GIVEN St John’s focus on agape as the key Christian doctrine, I assumed that Love Island (ITV2, Sundays) would be a documentary travelogue all about Patmos; but, having watched an episode, I am clear that the love in question is in fact eros. Or possibly porneia.
A clutch of young people — all bronzed, gorgeous, like unto Greek gods and goddesses, and like them barely clothed, are marooned in a luxury villa in Majorca, with the express purpose of falling in love with each other — or, at least, entering into the kind of relationship that will function for the time being as an adequate substitute for that happy state.
They are isolated from reality, pampered and cared for, and apparently share a series of double beds in a dormitory. In other words, it is pretty much like Cuddesdon.
I am impressed by that fact that the participants have paired off so neatly. Delving into my recollections, I recall the bitter truth as far more along the lines of: one young woman attracts the attention of all the chaps, or all the girls swoons over one of the chaps. How encouraging that evolution has progressed to the extent that nature has managed to jettison all that jealousy and heartbreak, and each Jack now happily finds his Jill.
ITVPaired off: Kem and Amber, the winners of this year’s Love Island (ITV, Sundays)Over the years, we have had many iterations of so-called “reality shows” in which the underlying impetus has been whether, and when, and with whom any of the contestants would indulge in sexual intercourse. I suppose that we must accord to Love Island at least the accolade of honesty, in that this is now explicitly centre stage as the whole point of the exercise.
The historic building simply soaks up money; the debts currently stand at more hundreds of thousands of pounds than they care to admit; the patrician figurehead escapes his worries for a while by choosing the cloth for his next costume. Which great church or cathedral are we considering? To the relief of the C of E, none of us: a country house and its owner, Desmond MacCarthy, is the subject in Normal for Norfolk (BBC2, Monday of last week).

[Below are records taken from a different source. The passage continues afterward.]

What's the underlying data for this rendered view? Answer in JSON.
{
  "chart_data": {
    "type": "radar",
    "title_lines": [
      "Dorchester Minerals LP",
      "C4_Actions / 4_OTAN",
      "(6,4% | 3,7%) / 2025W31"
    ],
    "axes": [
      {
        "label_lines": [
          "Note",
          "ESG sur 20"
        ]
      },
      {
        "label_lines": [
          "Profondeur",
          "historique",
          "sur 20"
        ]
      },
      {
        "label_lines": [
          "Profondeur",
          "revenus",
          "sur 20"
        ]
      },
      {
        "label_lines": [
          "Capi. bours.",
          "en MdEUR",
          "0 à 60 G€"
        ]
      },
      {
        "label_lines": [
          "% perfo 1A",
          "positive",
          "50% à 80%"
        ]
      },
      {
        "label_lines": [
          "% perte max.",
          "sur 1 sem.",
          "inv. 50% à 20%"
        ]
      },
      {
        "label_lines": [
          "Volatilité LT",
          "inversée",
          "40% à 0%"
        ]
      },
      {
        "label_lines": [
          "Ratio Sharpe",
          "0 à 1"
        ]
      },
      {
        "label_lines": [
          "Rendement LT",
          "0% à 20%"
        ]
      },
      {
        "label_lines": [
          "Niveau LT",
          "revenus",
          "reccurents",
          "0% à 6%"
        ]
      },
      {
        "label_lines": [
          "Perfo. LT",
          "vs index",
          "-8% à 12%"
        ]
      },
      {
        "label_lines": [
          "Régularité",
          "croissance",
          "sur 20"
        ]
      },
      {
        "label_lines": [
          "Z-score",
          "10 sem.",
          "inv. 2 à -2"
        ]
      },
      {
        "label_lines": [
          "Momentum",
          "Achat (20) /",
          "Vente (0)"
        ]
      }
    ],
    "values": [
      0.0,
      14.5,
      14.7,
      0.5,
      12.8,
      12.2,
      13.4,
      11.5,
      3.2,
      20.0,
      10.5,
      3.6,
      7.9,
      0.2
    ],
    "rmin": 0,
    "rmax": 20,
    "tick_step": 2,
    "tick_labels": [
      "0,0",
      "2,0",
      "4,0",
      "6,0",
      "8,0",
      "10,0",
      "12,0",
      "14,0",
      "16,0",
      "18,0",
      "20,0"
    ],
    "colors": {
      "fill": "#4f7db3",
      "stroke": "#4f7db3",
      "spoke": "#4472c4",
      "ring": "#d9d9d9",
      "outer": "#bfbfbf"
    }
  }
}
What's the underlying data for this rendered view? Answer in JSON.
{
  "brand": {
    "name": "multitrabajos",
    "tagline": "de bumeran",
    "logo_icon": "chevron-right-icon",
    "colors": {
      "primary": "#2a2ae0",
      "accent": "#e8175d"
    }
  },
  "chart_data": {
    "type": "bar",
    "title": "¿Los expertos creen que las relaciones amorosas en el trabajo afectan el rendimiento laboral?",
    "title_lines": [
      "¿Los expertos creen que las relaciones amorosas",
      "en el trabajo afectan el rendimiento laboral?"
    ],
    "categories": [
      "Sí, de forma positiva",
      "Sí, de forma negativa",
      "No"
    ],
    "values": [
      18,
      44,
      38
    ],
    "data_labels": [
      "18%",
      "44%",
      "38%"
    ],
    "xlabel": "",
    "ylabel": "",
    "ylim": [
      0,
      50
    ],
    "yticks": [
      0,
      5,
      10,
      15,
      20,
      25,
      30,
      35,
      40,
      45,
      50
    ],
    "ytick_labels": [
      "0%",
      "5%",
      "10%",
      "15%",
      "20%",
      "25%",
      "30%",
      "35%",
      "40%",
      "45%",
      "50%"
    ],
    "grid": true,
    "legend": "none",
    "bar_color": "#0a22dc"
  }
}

Mr MacCarthy is a gift for the TV: playing up to his plight as impoverished toff, hamming up for the cameras his eccentric vagueness, without hiding his love for Wiveton Hall and desperation to find some way to make it pay. This is an affectionate portrait, relishing the beauty of house and estate. Perhaps the salvation will be religion, of a kind: the first yoga weekend is a sellout.
The Mash Report (BBC2, Thursday of last week), fronted by Nish Kumar, makes a good stab at humorous commentary on current affairs. As usual, much of the best material is self-referential, poking fun at the ludicrous conventions of popular media.
I particularly enjoyed the sequences purporting to read out tweets as they were sent into the programme: universally, of course, critical and offensive. The presenter’s desperation revealed the resounding “No” in response to his underlying question: does anybody out there love us?